Freedom of speech is very much in the news these days, so an article in American Theatre with the headline “Who Cares about Censorship on School Stages?” particularly caught my attention.
According to the writer, Howard Sherman, there seems to be more censorship of high school (and some college) theater than ever before.
Such shows as “Rent,” “Spamalot” and “Joe Turner’s Come and Gone” have received a thumbs down from the powers that be. Suppression of theater can occur locally, too, often self-imposed.
As some of you know, I have a theater company, The Outrageous Fortune Company, which produced 50 contemporary plays during a span of 17 years at the then-named Queens Theatre in the Park. (The “in the Park” has now vanished.) If you haven’t heard of my troupe, that’s because it’s been out of action since 2010, still searching for a new venue. Many, if not most, of the plays that I produced have not been performed by other local groups, even though they were well-reviewed in Manhattan, due in part, I suspect, to their content – provocative themes, rough language including profanity, and sexual situations.

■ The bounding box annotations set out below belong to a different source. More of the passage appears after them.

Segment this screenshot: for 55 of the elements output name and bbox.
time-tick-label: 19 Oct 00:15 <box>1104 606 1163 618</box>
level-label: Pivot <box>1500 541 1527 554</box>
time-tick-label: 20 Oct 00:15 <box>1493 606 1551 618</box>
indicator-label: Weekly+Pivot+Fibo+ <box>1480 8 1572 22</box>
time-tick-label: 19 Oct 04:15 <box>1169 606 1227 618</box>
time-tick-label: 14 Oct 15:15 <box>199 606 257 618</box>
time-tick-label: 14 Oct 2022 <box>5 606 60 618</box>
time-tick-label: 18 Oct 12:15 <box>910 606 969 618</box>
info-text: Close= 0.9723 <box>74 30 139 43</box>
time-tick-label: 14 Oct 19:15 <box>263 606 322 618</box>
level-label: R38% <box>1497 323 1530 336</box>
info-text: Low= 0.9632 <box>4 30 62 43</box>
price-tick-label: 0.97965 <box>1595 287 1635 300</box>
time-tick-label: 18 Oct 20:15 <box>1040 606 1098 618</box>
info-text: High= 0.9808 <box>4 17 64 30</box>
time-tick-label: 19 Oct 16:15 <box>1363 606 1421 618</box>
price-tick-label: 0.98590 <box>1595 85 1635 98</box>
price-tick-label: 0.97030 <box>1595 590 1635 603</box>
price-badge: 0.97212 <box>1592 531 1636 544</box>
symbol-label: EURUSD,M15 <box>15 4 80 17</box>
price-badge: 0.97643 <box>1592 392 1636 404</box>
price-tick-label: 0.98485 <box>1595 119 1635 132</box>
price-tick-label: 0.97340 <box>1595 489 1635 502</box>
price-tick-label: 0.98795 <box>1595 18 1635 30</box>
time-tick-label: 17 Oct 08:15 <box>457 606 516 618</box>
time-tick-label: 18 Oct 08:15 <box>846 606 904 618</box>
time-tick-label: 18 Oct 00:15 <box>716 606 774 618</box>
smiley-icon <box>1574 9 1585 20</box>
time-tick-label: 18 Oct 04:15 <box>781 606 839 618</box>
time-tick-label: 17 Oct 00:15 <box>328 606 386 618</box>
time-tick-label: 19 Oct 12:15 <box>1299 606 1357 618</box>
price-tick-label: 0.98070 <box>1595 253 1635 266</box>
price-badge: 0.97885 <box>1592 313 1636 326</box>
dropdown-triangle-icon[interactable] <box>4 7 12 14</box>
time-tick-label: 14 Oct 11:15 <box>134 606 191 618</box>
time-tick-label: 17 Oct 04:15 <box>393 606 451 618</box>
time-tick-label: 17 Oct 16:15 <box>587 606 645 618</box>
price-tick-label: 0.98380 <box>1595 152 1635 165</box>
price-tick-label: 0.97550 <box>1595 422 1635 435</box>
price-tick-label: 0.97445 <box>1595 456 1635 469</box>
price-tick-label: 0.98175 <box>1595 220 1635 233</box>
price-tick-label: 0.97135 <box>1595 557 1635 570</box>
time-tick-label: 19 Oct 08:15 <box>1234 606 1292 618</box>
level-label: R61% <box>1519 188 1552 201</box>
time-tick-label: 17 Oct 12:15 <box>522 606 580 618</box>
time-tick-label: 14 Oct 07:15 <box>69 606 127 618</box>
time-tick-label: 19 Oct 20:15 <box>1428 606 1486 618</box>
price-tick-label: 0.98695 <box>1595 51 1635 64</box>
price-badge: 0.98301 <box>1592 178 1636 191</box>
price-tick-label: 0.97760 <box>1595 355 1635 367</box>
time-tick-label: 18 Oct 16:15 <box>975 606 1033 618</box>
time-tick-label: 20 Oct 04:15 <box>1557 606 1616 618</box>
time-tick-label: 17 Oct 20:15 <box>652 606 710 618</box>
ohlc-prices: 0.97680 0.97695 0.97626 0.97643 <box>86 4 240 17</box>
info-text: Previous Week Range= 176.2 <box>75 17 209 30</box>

In other words, all the things you can find on cable (and even broadcast) television, on video games, and in the movies. Ironically, the graphic violence so often depicted on the big screen, enhanced by computer technology, seldom raises any protest or concern.
Most theaters in Queens are found in houses of worship, and that often creates an atmosphere not conducive to the work of contemporary playwrights. Some years ago a local group wanted to produce the play “Other People’s Money” (also made into a movie) at a church in Jackson Heights. However, it was deemed unacceptable at that venue, even though, I can assure you, the material would get no more than a PG rating.
“Joe Turner” was deemed objectionable because of the use of the “n-word.” Never mind that the play was authored by the late black playwright August Wilson, one of the most acclaimed of modern American writers. Or that the racist pejorative can be heard in “12 Years a Slave,” Best Picture Oscar winner in 2013, in the current “Selma,” among others, and in literature, including Mark Twain’s masterpiece “Huckleberry Finn.”
“Rent,” one of the longest running Broadway musicals, rubbed some the wrong way due to gay and drug-use themes. Now I don’t say that anything goes — even free speech has its limits — but context is crucial. Censorship is never a good thing, and political correctness must yield to freedom of expression. Good art can and should be controversial and challenging.
This is award season in the movie and TV business. Stars and celebrities get a chance to dress up, and to thank everybody if they win something. It’s all very subjective and the televised events seem endless, but it does help to get us through the winter.
One award that you local theater people should be aware of comes from the New York Innovative Theatre Foundation. Founded in 2004, the IT Awards recognize excellence in Off-Off-Broadway theater. In 2014, the award for Outstanding Production of a Musical went to the Astoria Performing Arts Center for its version of “Allegro.”
APAC leads the way in Queens, but many more of our groups should enter the competition.
Go to www.nyitawards.com to find out how your production can be eligible.